The iron ball weighing eight ounces, multiplied by the assumed speed of 50 feet per second, equals 400 units of work. The cotton ball, weighing 1/2 ounce, with the same initial speed, represents 25 units of work. The term "unit of work" means a measurement, or a factor which may be used to measure force.
It will thus be seen that it was not the thrower which gave the power, but the article itself. A feather ball thrown under the same conditions, would produce a half unit of work, and the iron ball, therefore, produced 800 times more energy.
RESISTANCE.--Now, in the movement of any body through space, it meets with an enemy at every step, and that is air resistance. This is much more effective against the cotton than the iron ball: or, it might be expressed in another way: The momentum, or the power, residing in the metal ball, is so much greater than that within the cotton ball that it travels farther, or strikes a more effective blow on impact with the wall.
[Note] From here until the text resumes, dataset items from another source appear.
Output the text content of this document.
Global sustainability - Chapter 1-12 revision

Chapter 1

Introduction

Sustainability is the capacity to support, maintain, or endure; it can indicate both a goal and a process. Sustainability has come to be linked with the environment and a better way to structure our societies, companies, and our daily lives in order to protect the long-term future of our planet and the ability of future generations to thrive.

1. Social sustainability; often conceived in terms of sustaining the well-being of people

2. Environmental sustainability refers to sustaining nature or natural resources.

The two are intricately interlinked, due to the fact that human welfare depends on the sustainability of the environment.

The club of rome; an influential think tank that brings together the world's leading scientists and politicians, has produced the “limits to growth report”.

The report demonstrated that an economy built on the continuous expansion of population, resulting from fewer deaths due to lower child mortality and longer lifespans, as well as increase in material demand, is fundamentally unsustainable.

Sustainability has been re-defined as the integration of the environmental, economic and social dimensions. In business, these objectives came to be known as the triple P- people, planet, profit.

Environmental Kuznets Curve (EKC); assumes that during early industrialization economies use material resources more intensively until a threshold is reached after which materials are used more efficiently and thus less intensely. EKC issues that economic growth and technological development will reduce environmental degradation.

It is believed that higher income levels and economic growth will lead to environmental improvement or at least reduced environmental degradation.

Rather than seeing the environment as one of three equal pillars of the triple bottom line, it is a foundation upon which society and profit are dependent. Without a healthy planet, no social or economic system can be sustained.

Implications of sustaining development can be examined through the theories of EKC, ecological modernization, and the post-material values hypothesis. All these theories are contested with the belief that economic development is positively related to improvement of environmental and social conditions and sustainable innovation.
HOW RESISTANCE AFFECTS THE SHAPE.--It is because of this counterforce, resistance, that shape becomes important in a flying object. The metal ball may be flattened out into a thin disk, and now, when the same force is applied, to project it forwardly, it will go as much farther as the difference in the air impact against the two forms.
MASS AND RESISTANCE.--Owing to the fact that resistance acts with such a retarding force on an object of small mass, and it is difficult to set up a rapid motion in an object of great density, lightness in flying machine structures has been considered, in the past, the principal thing necessary.
THE EARLY TENDENCY TO ELIMINATE MOMENTUM.-- Builders of flying machines, for several years, sought to eliminate the very thing which gives energy to a horizontally-movable body, namely, momentum.